Часто-часто дыша, гоэта никак не могла успокоиться, судорожно всхлипывая, цепляясь пальцами за покрывало. Потом не выдержала и, слегка пошатываясь, бросилась в ванную. Ее вырвало, но сразу стало легче, остались только дрожь и затихающая истерика.
В таком виде Эллину и застал врач, диагностировавший истощение, эмоциональное перенапряжение и упадок сил. Понимая, что больная не заснет сама, он усыпил ее, отдав судебному магу ряд предписаний по лечению.
– Я временно снял напряжение, но она плоха. Пациентке необходим покой, как физический, так и умственный, положительные эмоции, свежий воздух, хорошее питание и регулярный прием успокоительных препаратов. Я бы также посоветовал магические сеансы. В первые дни пусть больше спит.
Проснувшись, Эллина чувствовала себя разбитой и опустошенной. Беспомощной и голодной. Ладони и ступни чесались, но гоэта знала, что трогать их нельзя. Да и трудно, если они перебинтованы. Значит, обещанный Брагоньером врач приходил.
Она плохо помнила вчерашний день: в голове стоял туман, только то, что она попала в руки инквизитора. Знакомая с медициной, гоэта поняла, что в снотворное ей подмешали наркотик. Раз так, то дурман постепенно рассеется.
Эллина лежала под одеялом в ночной рубашке, надетой поверх нижнего белья. Стоило бы задаться вопросом, кто ее раздевал, но ей было все равно.
Купленная в городе одежда лежала на стуле. Было тут и кое-что новенькое, казенное, вроде теплых чулок и шерстяного платья. Сама бы она такое никогда не купила, но выбирать не приходится.
Попробовав встать и умыться, Эллина поняла, насколько слаба.
Зеркало в ванной подтвердило худшие опасения. Следователь был прав, она похожа на ходячий труп.

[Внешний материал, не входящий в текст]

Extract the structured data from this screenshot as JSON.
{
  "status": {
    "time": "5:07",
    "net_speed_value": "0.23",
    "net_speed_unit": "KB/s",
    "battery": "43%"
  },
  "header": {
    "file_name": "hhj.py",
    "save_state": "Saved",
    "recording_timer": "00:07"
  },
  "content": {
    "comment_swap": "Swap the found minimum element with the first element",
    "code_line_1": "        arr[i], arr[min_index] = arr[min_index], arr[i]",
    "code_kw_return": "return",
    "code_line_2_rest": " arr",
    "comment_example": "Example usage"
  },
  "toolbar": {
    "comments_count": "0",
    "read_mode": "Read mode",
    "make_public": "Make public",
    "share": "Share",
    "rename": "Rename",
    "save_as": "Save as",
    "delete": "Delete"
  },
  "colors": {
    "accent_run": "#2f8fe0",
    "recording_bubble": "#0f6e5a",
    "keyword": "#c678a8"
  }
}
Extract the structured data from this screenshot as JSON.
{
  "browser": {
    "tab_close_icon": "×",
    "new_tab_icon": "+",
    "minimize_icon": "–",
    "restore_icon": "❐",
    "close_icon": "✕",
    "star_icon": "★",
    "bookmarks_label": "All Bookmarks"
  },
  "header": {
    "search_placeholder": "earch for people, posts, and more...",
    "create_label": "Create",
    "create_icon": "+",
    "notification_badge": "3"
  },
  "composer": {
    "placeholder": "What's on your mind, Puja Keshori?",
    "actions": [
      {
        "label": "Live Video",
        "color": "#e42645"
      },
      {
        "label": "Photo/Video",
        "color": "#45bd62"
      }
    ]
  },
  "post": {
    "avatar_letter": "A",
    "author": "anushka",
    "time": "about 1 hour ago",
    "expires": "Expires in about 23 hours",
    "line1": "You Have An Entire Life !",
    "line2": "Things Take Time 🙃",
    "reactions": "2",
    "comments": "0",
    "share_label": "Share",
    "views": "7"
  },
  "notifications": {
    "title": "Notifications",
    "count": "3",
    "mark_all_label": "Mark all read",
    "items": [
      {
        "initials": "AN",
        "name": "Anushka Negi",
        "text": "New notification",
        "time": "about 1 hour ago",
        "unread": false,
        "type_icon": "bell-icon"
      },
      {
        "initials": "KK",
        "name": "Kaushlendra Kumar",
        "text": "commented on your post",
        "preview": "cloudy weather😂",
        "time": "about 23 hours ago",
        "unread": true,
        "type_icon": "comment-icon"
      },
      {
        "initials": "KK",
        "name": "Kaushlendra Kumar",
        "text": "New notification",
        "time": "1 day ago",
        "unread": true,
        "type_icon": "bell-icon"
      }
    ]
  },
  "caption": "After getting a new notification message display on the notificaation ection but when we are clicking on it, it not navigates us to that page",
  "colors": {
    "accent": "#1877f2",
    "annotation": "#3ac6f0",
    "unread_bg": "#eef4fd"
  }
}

Такую и пожалеть можно, что он и сделал.
Еду ей принесли прямо в комнату, но плотно позавтракать не удалось: желудок отказывался принимать большие порции еды.
Оставив поднос на столе, судебный маг поводил рукой над ее лбом, очертил в воздухе предполагаемые очертания ауры и, проделав еще пару манипуляций, велел гоэте ложиться обратно в постель. Та не стала спорить, легла и безропотно выпила то, что ей дали, – какое-то снадобье с мятным привкусом.
Более-менее она пришла в себя только на следующий день, когда нервное напряжение улеглось, а аппетит вернулся. Эллина как раз завтракала, с удовольствием поглощая булочки с джемом, когда в номер без предупреждения вошел Брагоньер. Гоэта ойкнула, чуть не разлив кофе, и поспешила запахнуть полы халата.
– Я понимаю, что подозреваемая, но все-таки женщина. Могли хотя бы постучать! Вдруг я не одета?
– Сомневаюсь. Мне доложили, что вы завтракаете, значит, встали. К сожалению, в вашем положении придется терпеть некоторые неудобства, госпожа Тэр. Как вы себя чувствуете?
– Спасибо, лучше. Мне собираться на допрос?
– Нет, я допрошу вас здесь. И дам доесть. Приятного аппетита!
Соэр расположился на стуле, наблюдая за тем, как Эллина заканчивает трапезу, а затем битых три часа нудно и долго расспрашивал о Доновере и Гланере. Его интересовала каждая мелочь, вплоть до привычек, пристрастий и любимой выпивки. И, разумеется, их отношения к ней. На робкую попытку гоэты возразить, что это личное, он жестко заметил, что ничего личного у нее временно не будет.